JT and Princess

One of my jobs at Shep’s is to write thank you notes to people who donate by mail. These days, most donations are electronic, but we still receive a fair number of good, old-fashioned letters with checks. For those folks, we like to send a receipt with a handwritten thank-you card; it’s the least we can do. Some donors are monthly regulars, while others just appear out of the blue.

So yesterday, while opening envelopes, I came across a name I didn’t recognize. The handwriting looked tenuous and shaky; you could tell it was written by an elderly person. I won’t mention the donor’s name, since he may not wish it shared.

Opening the envelope, I found three items. The first was a check for $1,000, which naturally caught my attention. The second was a note, in the same tenuous handwriting: “This donation is made in loving memory of my cousin, *** ***, and my pet Collie Princess. Please send receipt.”

It was the third item that made me catch my breath. The sender had enclosed a black and white photograph – not a scan or a copy, mind you, but an actual, original photograph – of himself and his collie, Princess. On the back was a handwritten note that said simply “JT and Princess”.

The picture shows a handsome collie, sitting proudly by her person. JT appears to be a teenager, crouched next to Princess, smiling. They are outside at a park, or perhaps their back yard, enjoying each other’s company. His plaid shirt and rolled up jeans look like a costume from Happy Days, or American Graffiti.

Now, I was born in black and white times. My baby photographs from 1964 were black and white, but it was only a few years later that they turned to color. So this photo had to be from the early to mid 1960’s, at least. JT’s clothes and haircut fit that timeframe. That means the picture has to be at least 60 years old. JT must now be nearly 80, or more.

We regularly receive donations in honor of a pet that has recently died. The owners are hurting, and want to do something positive to memorialize their dog’s passing, or perhaps a family friend wishes to express their sympathy. Those kind of letters I’m used to: you send a note expressing sorrow for their loss, and thank them for their support. But this one was different. How do you acknowledge the loss of a dog from before the Beatles split up?

I kept coming back to the photo, to this happy moment frozen in time. Princess looks so real, like it was yesterday, like you could reach right over and pet her. But it was so long ago.

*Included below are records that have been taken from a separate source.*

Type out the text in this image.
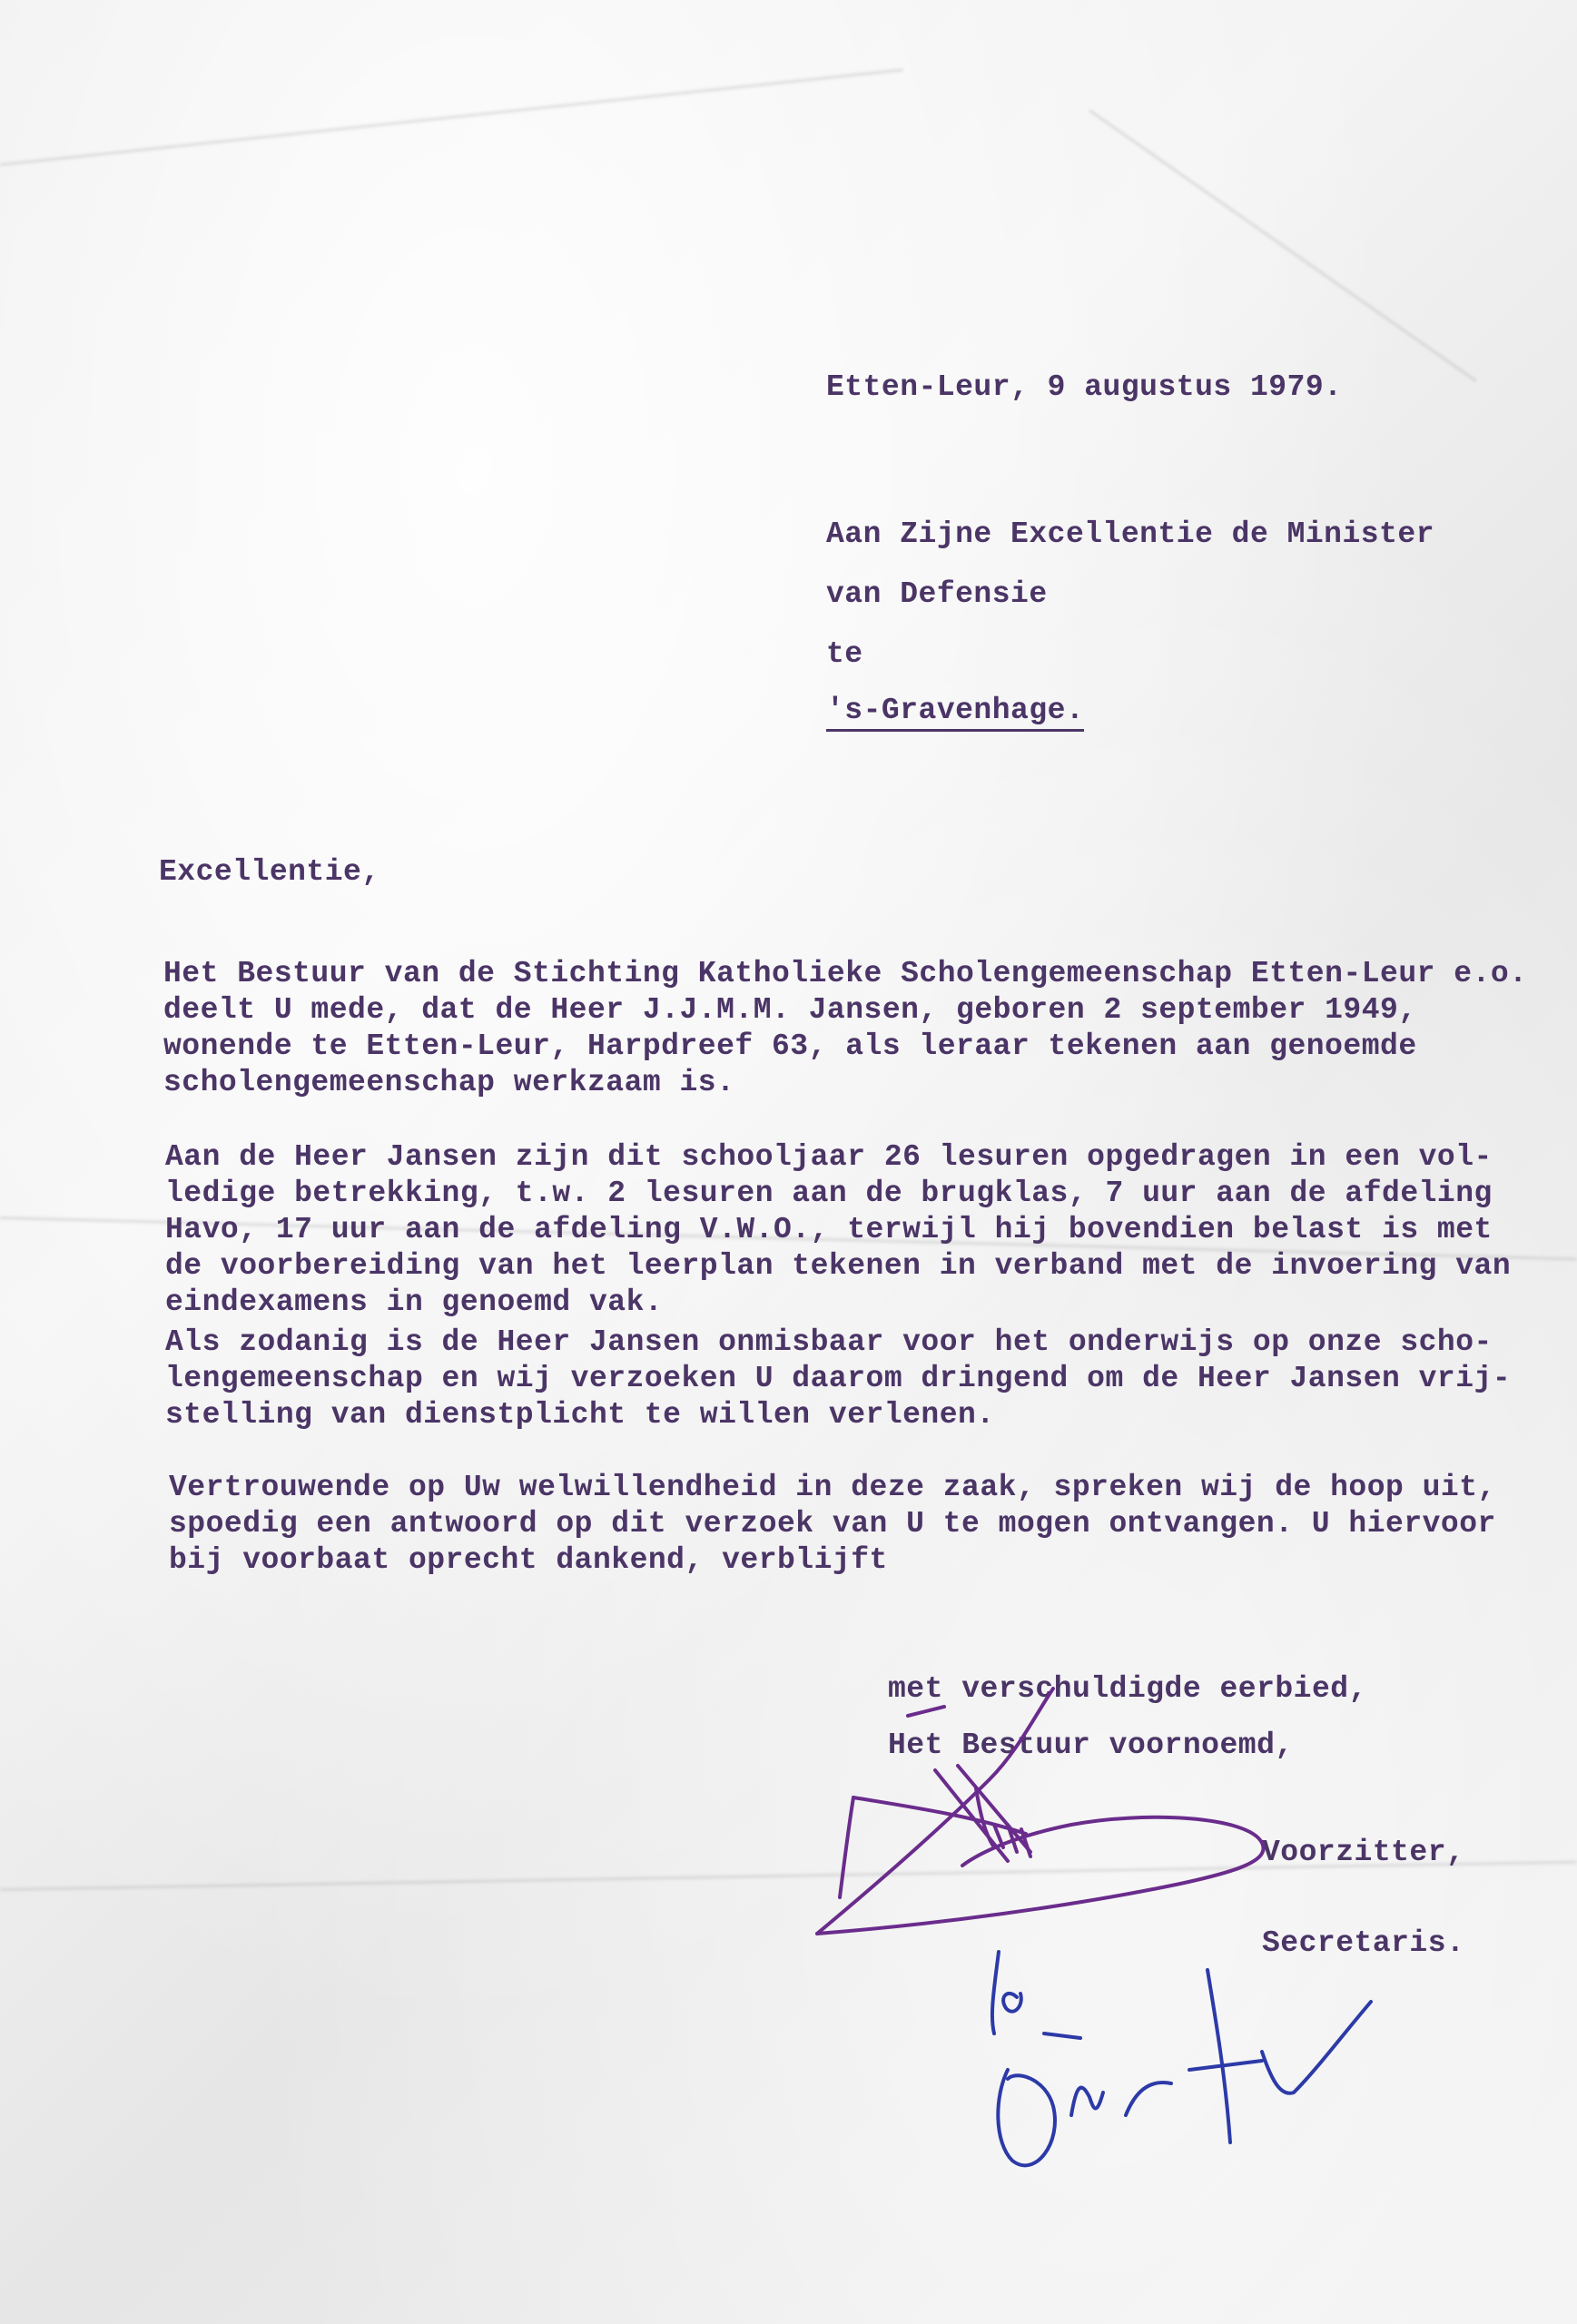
Etten-Leur, 9 augustus 1979.
Aan Zijne Excellentie de Minister
van Defensie
te
's-Gravenhage.
Excellentie,
Het Bestuur van de Stichting Katholieke Scholengemeenschap Etten-Leur e.o.
deelt U mede, dat de Heer J.J.M.M. Jansen, geboren 2 september 1949,
wonende te Etten-Leur, Harpdreef 63, als leraar tekenen aan genoemde
scholengemeenschap werkzaam is.
Aan de Heer Jansen zijn dit schooljaar 26 lesuren opgedragen in een vol-
ledige betrekking, t.w. 2 lesuren aan de brugklas, 7 uur aan de afdeling
Havo, 17 uur aan de afdeling V.W.O., terwijl hij bovendien belast is met
de voorbereiding van het leerplan tekenen in verband met de invoering van
eindexamens in genoemd vak.
Als zodanig is de Heer Jansen onmisbaar voor het onderwijs op onze scho-
lengemeenschap en wij verzoeken U daarom dringend om de Heer Jansen vrij-
stelling van dienstplicht te willen verlenen.
Vertrouwende op Uw welwillendheid in deze zaak, spreken wij de hoop uit,
spoedig een antwoord op dit verzoek van U te mogen ontvangen. U hiervoor
bij voorbaat oprecht dankend, verblijft
met verschuldigde eerbied,
Het Bestuur voornoemd,
Voorzitter,
Secretaris.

What happened afterwards, I thought? Time passed, of course. The world turned to color. Princess must have passed a few years later, as dogs do. JT grew up, and lived his life. There were moon landings and wars and computers and Tik-Tok. Eventually, he grew old.

And now…

And now, despite the gulf of years between them, JT still remembers Princess. Sixty years later, he still has her photograph, and shares it proudly. Now – SIXTY YEARS LATER! – he still thinks about her, and loves her. The world has changed, and there might not be another person alive who remembers her. But JT does. He still recalls what she looked like, and how she felt, and the way she ran. She is still his beautiful dog, and always will be.

As it sunk in, I ain’t gonna lie, I did not hold it together. Kleenexes were used. It was just so beautiful: a boy and his dog, separated by time but together in memory: a love that can never fade.

If you were lucky, you probably had your own Princess. Mine didn’t come till later in life. Even now, four years after his passing, I still think about Shep every day. And when my current dogs are gone, there won’t be a day go by that I won’t think of them with love. I’ll probably be sharing pictures of them when I’m 80, too.

But isn’t that sad? There is a tinge of sadness and loss, yes, but it is only a small part of the story. JT didn’t send Princess’ picture because he was sad. He sent it because he wanted to show me his beautiful girl. He wanted to share his love for Princess, his gratitude for the time they had, and the happy memories that are still clear, even six decades on.

So, let us all, in our own way, send thanks to our Princesses: to Shep, and Gotti, and Charlie, and all the dogs who have enriched our lives. We can still see you, our friends, and feel the impact of the life you shared. Like Princess and JT, you will remain forever fresh in our memory.